On another point, there are as many dangerous male ‘role models’ out there too – just look at professional footballers. I regular speak to my kids about the realities of what they see on TV, especially the stuff that I think alters their train of thought towards unrealistic or inaccurate perceptions – they seemed to get most disturbed by the news. Most of it seems to soak in, but we can only do our best. PS I still think Michelle Lea looks ridiculous, silly and irrelevant – I do agree it was a bad decision to pose like that.
Sorry for my wording with ‘a bit of fun’ – it’s my way of seeing ‘tongue in cheek’ – I mean the men in the ads are SO ordinary looking. It adds insult to injury in a way.
I did get what you meant, but thank you for clarifying.
My main ‘offence’ is the fact that ‘M’ ads (for example) are playing through ‘G’ shows…as well as the fact that some are a tad sexist.

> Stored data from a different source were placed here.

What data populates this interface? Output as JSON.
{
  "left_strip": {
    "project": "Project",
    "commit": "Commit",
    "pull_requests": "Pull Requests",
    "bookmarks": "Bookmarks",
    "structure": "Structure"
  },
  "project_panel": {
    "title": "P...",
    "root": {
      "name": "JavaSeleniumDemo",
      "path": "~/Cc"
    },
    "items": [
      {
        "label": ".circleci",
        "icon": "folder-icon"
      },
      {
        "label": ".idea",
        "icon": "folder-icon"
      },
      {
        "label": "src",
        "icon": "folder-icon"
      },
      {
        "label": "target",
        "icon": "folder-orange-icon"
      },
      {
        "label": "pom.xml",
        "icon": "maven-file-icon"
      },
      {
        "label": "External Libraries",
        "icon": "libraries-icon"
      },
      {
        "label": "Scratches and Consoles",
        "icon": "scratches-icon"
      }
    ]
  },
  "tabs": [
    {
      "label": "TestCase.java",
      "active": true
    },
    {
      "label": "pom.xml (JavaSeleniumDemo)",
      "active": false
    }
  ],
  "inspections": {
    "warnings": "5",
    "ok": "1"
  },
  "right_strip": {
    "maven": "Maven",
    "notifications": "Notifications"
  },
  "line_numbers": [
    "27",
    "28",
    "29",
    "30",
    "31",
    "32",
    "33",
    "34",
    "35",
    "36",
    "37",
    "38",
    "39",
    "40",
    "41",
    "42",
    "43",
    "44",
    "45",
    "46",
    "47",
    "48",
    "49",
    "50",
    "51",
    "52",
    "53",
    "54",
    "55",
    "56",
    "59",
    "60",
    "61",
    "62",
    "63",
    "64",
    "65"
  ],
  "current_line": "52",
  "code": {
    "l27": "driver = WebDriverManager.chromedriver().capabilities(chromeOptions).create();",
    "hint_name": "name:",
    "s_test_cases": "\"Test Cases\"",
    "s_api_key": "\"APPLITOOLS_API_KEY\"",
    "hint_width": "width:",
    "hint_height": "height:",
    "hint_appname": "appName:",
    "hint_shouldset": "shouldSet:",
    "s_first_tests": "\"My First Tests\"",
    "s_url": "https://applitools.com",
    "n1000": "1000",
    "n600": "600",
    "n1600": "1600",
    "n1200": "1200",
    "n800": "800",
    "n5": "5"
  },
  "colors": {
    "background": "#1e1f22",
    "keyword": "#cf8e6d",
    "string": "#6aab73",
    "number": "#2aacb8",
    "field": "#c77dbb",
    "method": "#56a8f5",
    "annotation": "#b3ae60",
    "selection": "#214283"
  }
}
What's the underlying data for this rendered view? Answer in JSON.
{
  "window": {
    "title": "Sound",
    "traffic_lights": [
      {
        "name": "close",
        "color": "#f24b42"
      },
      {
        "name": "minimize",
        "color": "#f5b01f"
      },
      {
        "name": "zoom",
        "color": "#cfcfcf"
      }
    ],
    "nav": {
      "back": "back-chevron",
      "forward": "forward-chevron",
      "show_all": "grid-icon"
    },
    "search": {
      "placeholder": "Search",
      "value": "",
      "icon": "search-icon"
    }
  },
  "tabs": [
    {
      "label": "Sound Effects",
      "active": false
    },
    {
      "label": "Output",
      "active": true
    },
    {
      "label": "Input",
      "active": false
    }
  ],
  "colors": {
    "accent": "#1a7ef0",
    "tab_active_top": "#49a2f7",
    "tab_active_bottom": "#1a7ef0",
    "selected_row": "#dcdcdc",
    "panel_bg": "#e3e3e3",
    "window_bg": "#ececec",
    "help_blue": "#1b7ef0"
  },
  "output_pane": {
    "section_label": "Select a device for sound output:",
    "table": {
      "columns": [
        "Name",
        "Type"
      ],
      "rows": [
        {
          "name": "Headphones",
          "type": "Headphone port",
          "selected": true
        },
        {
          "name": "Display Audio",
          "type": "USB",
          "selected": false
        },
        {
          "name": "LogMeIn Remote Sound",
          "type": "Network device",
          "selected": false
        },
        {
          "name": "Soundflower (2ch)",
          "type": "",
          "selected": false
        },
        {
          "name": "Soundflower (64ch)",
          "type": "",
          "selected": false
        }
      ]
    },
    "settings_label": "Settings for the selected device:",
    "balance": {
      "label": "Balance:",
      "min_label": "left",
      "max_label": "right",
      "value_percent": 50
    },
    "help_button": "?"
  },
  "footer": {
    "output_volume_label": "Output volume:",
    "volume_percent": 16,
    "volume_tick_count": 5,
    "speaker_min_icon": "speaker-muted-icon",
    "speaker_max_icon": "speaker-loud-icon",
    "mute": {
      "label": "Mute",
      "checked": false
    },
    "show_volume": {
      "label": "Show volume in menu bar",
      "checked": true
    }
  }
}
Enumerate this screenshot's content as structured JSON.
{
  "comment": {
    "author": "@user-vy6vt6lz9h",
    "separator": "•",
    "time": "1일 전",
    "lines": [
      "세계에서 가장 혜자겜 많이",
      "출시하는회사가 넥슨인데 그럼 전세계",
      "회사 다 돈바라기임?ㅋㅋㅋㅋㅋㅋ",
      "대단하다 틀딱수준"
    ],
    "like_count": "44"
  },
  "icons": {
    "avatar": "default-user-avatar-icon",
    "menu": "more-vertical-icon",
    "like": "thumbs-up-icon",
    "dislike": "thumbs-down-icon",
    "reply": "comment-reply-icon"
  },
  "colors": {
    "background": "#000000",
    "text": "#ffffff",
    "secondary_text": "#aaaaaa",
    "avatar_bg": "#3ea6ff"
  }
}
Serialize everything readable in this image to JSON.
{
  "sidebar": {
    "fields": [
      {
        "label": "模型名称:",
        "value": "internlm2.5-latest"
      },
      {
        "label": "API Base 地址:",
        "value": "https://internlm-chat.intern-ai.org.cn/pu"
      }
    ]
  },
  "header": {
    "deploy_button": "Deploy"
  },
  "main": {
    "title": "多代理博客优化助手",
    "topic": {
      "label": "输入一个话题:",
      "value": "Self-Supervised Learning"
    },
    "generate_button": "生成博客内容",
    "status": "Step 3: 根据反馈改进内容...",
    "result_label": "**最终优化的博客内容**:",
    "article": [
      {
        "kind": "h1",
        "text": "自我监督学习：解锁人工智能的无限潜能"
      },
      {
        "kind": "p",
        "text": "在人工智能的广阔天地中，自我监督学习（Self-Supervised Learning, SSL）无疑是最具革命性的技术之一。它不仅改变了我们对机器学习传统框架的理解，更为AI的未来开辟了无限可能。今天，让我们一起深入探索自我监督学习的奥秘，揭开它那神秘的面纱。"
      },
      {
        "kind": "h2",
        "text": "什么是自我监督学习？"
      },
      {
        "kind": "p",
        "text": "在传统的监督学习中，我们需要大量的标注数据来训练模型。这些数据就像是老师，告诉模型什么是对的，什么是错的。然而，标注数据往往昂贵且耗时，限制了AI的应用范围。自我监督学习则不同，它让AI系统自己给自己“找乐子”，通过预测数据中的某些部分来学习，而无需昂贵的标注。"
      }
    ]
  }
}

I completely agree about the male role models and am writing about that soon…I have the start of too many posts! Finding pockets of time to write are scarce, with full-time work and two girls under 10 to contend with – but I’m very keen to get to you guys. What gender and age are your kids?
I would looove to see a creative group, like the one you described, rise up and counter-act. That would sit in a box of awesome.
Lovely chatting to you again. Always refreshing.
🙂
thanks for letting me voice my opinion – I have a boy and a girl. Saw a great doco on ABC this week about the development of kids – it was like 7-up but Australian and called “at age 7” – very revealing of the ‘hard-wired’ differences between boys and girls. All very sweet kids. Maybe for another topic? Bye.